In 1965, 3,324 million people lived in the world. Over 35 per cent of them were hungry. The planet currently has about 7.8 billion inhabitants, the population has multiplied by two, while the percentage of hungry people has fallen below 15%. But that achievement has had its costs. The passage of millions of hectares of wild land to farmland has also led to the passage of new diseases to humans. A study by the University of Brown, in the United States, reveals that between 1980 and 2010 the number of outbreaks of infectious diseases multiplied by three. Other analyses have seen the relationship between the use of new lands and epidemics such as Nile fever or Chagas disease.
It is not yet clear whether the increased risk of passing pathogens from animals to humans is due to general ecological changes related to human activity or to specific situations related to certain disease contexts. To try to understand how these relationships work, a group led by University College London (UCL) collected the information collected in 184 studies. As a result, 6,801 ecological groups of more than 7,000 species could be analysed, of which 376 have had pathogens. The conclusions published in the journal Nature show that when the land is transformed for cultivation, it helps more receptive species to microorganisms that can cause disease to people.
Faced with the idea that the virus that will cause the next great pandemic will aggravate within an exotic species of a dark forest (such as the pangolin), the authors show that the risk is precisely in the places where the natural environment has become farmland or city, as well as in the animals that take advantage of these changes. Human progress reduces biodiversity and the species that advance with this advance, such as rats, stares or some bat species, are the best hosts for pathogens that can infect humans. This effect is further exacerbated by the disappearance of other animals which do not contaminate or contaminate these microbes more difficult and which are an obstacle to progress.

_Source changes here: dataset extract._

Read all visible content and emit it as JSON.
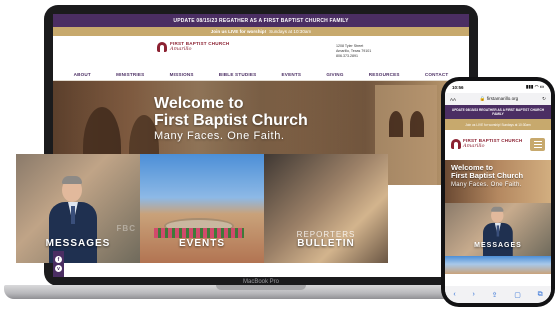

New studies have found a link between biodiversity loss and increased disease transmission. In the United States, a high correlation was detected between the low diversity of birds in a region and the risk of West Nile virus encephalitis. The reason is that in these low-diversity environments there is a predominance of species that amplify the spread of the virus and have no other birds that reject the virus. However, researchers have clarified that the emergence and spread of new diseases is a complex problem: "Our results show that many hospitality species and different types of diseases can respond differently to the same environmental pressures," said UCL researcher and first author of the study, Rory Gibb. "For example, the risks associated with primates' diseases may be higher in forests with which people have closer contact, but lower in rural areas, where rodent diseases may pose a higher risk," he said.
One of the outstanding questions is why the breeding species are better hosts for pathogens after humans have entered and why they are satisfied in the growing and urbanization areas, both those that contaminate humans and those that do not contaminate. As a proposal, the authors propose the existence of rodents and birds that have the ability to adapt to changes produced by humans, such as rapid and productive life. Experts say this can provide solutions to develop a more tolerant immune system with the presence of microbes.
Regarding the specific case of COVID-19, the authors acknowledge that “there is no evidence that land use has influenced its occurrence”. They have made it clear that this does not mean that it has not influenced other epidemics of the past or that it may influence future epidemics. In the coming years, population growth will continue, along with the need to transform land and the risks of viruses, making the leap from animals to humans. Gibb and his colleagues have already identified this need and propose “to influence certain controllable factors”. "These factors are, in general, socio-economic, which include the form of support, the quality of housing, access to clean water and sanitation and access to health," said Gibb. "These risks can always be reduced, by improving access to health care or by investing in quality housing and good infrastructure," he added.